Beacon Lesson Plan Library

Can I Put You in Your Place?

Cindy Jacobs


Students play a game that allows them to place number cards in an order to make the least three digit number possible using place value. Students compare these numbers with a partner to see who has the least three digit number.


The student compares and orders whole numbers to 100 or more using concrete materials, drawings, number lines, and symbols (less than, =, greater than).

The student compares two or more sets (up to 100 objects in each set) and identifies which set is equal to, more than, or less than the other.


-Index Cards


1. Gather materials needed for the lesson.


1. Review place value to the ones, tens, and hundreds place.

2. Write the numbers 3, 1, and 7 on the chalkboard. Ask students what is the smallest three digit number you can make using these numbers? (137). Ask them what is the largest three digit number you can make using these numbers? (731)

3. Divide the class into pairs. Tell them we are going to play a math game.

4. Give each pair 9 index cards.Instruct students to write the numbers 1 through 9 on these cards (one number per card).

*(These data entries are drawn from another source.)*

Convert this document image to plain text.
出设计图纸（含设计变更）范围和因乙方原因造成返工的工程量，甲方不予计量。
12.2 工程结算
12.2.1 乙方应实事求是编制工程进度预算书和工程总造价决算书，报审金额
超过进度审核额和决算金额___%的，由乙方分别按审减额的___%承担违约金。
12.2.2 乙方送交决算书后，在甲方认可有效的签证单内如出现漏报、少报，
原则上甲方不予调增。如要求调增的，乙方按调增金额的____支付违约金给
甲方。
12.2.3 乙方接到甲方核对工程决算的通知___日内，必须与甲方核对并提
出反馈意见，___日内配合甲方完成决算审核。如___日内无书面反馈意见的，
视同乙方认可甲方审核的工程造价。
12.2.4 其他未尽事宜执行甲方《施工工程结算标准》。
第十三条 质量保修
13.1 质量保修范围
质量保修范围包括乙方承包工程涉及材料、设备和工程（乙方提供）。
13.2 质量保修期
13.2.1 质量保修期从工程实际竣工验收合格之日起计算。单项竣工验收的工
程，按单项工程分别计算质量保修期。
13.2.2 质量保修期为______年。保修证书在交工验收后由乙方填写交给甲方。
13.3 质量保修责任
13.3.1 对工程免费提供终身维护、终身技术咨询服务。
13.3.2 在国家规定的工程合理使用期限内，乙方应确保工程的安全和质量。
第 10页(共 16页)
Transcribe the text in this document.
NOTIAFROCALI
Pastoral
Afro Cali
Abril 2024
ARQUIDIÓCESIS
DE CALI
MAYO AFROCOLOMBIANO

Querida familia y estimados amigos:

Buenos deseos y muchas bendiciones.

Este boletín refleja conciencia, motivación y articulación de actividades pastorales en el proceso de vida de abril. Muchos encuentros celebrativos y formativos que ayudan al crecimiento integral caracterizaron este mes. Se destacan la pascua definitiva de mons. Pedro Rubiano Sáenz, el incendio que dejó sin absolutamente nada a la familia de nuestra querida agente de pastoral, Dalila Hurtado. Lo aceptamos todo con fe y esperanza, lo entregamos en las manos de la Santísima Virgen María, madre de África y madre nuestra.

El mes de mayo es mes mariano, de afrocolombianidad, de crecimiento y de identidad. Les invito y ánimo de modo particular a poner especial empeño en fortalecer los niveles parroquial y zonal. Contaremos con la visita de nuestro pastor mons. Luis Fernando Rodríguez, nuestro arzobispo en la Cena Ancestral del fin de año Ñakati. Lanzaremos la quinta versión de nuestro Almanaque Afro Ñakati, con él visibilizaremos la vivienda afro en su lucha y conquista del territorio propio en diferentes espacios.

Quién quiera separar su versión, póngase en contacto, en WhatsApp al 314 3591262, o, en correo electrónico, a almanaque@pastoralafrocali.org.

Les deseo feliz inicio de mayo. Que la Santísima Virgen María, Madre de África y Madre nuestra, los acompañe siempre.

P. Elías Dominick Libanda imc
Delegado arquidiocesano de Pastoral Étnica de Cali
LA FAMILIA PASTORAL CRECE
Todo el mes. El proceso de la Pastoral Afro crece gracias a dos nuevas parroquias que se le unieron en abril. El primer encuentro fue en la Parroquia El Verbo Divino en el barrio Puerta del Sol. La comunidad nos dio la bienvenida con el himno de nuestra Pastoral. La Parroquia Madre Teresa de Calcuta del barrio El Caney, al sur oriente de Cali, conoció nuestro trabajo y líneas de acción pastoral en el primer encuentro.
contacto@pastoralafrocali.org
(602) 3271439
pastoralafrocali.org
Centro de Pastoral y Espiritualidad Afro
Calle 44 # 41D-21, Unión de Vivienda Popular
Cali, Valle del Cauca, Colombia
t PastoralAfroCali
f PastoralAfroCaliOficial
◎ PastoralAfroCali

5. Tell students to mix up these 9 cards, and place them face down in a stack.

6. Decide which player goes first. To simplify and prevent arguments, you may want to insist that student pairs decide which goes first by alphabetical order based on their last name.

7. Give each pair of players a sheet of paper to keep score. Each pair will write their individual names on this paper-one on the front and one on the back to keep scores separate.

8. Each player will draw three cards and make the smallest three digit number as possible using these three drawn cards. This number will be recorded on his or her paper. The player with the smallest three digit number made from the cards drawn will get a point for that round.

9. The game will continue until each student has 6 turns. When they use up the cards in the stack, they just reshuffle the used ones and place them back on the stack.

10. The player with the most points will be deemed the winner.

11. You may wish to have students repeat this game, only have them make the largest three digit numbers possible.

12. Collect score sheets for assessment purposes.


Mastery or non mastery will be based on two things (A) Informal observation of student performances while playing the game.(B) Student score sheets should show that 5 out of 6 answers are correct regarding students' abilities to make the least three digit numbers as possible given the three cards drawn from each of the six rounds. Observe students as they work cooperatively to complete group activity.


Repeat this activity using four digit numbers or larger for upper grades. You could also make up riddles for students to solve such as: My digits are 5, 1, and 6. My largest number is in the tens place. I am which number?